Macron menos próximo de Trump e mais de Merkel nas comemorações do Armistício

Primeiro o Presidente norte-americano, Donald Trump, e um “mal entendido” sobre defesa, e depois a chanceler alemã, Angela Merkel, num encontro altamente simbólico: o Presidente francês, Emmanuel Macron, prosseguiu este sábado com as comemorações do centenário do Armistício de 11 de Novembro, que pôs fim à I Guerra Mundial.

O encontro com Trump foi dominado por um mal-entendido: numa entrevista, Macron disse, ao falar de ameaças no ciberespaço, e de seguida da necessidade de um exército europeu para que a Europa possa “proteger-se da China, Rússia, e até dos EUA”.

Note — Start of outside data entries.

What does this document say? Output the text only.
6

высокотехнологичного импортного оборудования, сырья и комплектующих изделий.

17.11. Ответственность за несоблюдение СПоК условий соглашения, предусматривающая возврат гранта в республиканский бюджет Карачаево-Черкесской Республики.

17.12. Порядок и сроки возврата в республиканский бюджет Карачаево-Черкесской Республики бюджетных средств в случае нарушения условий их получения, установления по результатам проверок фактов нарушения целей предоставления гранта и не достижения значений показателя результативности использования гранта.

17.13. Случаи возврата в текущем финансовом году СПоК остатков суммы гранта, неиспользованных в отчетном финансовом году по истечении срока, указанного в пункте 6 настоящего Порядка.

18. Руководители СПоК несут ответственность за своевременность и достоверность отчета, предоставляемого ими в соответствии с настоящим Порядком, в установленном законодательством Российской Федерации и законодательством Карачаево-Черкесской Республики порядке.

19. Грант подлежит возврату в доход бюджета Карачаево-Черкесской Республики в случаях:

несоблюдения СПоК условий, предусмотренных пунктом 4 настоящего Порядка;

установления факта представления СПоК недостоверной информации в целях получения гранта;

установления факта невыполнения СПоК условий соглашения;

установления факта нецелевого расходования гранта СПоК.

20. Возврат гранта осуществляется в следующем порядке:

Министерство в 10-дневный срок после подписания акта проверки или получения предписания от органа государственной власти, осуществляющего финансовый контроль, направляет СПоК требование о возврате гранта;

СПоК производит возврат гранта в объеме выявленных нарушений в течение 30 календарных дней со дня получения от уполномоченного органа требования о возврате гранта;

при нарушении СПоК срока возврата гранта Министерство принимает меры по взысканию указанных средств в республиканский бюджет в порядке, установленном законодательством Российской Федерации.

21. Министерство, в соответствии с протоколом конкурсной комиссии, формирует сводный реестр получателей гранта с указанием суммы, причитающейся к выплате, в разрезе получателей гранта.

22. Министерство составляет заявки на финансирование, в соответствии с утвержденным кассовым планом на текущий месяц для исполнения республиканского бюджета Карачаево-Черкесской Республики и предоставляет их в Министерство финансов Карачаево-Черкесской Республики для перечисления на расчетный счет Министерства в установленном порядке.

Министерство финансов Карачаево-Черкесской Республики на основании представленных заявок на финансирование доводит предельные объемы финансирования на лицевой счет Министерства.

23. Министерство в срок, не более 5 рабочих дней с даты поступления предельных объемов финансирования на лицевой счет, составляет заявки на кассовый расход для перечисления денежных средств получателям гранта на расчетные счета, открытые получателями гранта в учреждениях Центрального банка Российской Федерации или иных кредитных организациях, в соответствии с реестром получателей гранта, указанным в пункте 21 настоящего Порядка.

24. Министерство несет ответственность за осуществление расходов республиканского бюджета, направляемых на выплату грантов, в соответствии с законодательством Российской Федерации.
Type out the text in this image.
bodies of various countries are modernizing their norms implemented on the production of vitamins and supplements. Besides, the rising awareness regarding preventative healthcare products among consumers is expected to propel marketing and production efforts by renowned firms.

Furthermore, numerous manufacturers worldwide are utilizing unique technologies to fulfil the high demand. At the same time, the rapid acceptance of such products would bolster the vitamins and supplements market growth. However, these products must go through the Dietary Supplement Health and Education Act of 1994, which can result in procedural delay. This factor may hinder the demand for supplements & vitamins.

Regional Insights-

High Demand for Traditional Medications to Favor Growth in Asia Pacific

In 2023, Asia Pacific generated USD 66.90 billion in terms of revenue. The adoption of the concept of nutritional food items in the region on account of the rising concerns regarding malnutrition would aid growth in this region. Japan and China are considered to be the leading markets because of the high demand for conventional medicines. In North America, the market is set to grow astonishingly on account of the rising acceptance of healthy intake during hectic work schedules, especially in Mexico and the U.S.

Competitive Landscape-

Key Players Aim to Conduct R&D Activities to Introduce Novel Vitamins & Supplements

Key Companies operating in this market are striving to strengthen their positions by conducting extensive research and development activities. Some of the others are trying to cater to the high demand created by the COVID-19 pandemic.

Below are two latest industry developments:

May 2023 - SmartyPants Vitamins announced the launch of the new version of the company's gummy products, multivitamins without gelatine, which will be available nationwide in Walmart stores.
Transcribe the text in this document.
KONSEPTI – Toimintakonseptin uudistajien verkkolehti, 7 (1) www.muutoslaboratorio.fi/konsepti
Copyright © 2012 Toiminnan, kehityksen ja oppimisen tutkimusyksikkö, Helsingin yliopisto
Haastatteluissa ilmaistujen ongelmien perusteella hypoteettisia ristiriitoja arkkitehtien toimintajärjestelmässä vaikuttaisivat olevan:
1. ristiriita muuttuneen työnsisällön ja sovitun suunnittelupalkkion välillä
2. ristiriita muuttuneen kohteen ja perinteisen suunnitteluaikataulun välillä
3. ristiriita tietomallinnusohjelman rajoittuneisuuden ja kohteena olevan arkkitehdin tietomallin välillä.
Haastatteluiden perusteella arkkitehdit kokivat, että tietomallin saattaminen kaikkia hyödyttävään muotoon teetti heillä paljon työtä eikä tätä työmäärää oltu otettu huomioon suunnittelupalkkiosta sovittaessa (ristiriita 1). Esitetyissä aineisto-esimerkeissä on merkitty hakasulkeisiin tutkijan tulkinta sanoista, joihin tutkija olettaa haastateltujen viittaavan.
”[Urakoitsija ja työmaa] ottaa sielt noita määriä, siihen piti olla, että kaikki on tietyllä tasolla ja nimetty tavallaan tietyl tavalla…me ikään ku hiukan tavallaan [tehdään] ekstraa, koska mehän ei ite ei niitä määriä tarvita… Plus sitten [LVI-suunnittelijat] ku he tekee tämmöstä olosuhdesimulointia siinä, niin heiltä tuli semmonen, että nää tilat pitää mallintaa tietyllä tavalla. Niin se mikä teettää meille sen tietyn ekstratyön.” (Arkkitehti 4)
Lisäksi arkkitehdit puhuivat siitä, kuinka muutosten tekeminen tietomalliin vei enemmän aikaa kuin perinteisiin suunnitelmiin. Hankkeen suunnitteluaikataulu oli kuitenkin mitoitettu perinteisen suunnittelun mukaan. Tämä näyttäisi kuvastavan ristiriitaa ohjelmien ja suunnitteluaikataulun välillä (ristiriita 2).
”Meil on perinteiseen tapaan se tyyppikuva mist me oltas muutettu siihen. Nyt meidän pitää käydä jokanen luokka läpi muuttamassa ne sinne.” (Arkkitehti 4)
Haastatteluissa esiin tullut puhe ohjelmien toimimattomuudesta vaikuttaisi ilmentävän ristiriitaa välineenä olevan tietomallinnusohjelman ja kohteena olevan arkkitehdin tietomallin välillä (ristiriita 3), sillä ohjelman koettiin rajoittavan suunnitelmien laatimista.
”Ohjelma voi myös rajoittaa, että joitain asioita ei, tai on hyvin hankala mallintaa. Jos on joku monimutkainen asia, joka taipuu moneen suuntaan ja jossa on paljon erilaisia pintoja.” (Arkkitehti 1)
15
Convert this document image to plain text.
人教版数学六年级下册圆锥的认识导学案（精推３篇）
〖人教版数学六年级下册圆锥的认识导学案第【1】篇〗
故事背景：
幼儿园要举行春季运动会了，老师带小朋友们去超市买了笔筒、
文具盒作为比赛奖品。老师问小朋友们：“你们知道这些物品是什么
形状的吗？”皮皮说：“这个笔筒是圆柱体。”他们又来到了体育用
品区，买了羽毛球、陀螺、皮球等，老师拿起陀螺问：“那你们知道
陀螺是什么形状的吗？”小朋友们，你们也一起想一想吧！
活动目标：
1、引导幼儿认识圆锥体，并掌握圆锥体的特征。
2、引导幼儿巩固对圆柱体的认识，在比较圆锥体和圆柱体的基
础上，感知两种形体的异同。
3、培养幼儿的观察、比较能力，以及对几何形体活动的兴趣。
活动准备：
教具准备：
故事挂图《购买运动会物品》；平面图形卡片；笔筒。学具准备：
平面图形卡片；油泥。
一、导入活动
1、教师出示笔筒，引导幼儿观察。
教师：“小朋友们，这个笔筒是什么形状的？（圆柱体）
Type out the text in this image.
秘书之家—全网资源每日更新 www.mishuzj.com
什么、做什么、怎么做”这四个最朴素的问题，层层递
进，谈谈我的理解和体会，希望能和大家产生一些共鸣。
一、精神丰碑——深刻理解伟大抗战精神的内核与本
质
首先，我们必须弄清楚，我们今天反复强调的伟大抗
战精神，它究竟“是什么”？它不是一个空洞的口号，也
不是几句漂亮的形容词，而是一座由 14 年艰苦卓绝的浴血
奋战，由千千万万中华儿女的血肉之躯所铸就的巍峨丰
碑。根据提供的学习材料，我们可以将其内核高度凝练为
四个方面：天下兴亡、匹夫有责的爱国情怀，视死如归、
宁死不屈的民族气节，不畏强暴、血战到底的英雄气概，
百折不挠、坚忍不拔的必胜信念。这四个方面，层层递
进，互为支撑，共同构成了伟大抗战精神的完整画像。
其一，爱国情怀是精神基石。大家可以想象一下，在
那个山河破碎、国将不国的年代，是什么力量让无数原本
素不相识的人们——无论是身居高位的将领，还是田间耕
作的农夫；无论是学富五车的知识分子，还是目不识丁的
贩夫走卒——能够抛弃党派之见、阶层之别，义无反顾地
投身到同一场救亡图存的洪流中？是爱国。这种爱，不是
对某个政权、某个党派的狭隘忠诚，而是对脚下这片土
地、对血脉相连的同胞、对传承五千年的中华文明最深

E segue dando um exemplo, o anúncio de Trump de que os EUA vão retirar-se do Tratado de Forças Nucleares de Alcance Intermédio assinado no final dos anos 1980 com a Rússia. “Quem será a maior vítima” desta retirada, pergunta Macron, respondendo: “A Europa e a sua segurança.”

Macron disse ainda que “face à Rússia, que está nas nossas fronteiras e que mostrou que pode ser uma ameaça, precisamos de ter uma Europa que se defenda melhor a si própria sozinha, sem depender apenas dos EUA”.

Trump não gostou e mal aterrou em Paris já estava a tweetar críticas sobre a afirmação de Macron, voltando a uma das suas queixas em relação à Europa, as contribuições dos países europeus para o orçamento da NATO, que alega estarem abaixo do que deveriam.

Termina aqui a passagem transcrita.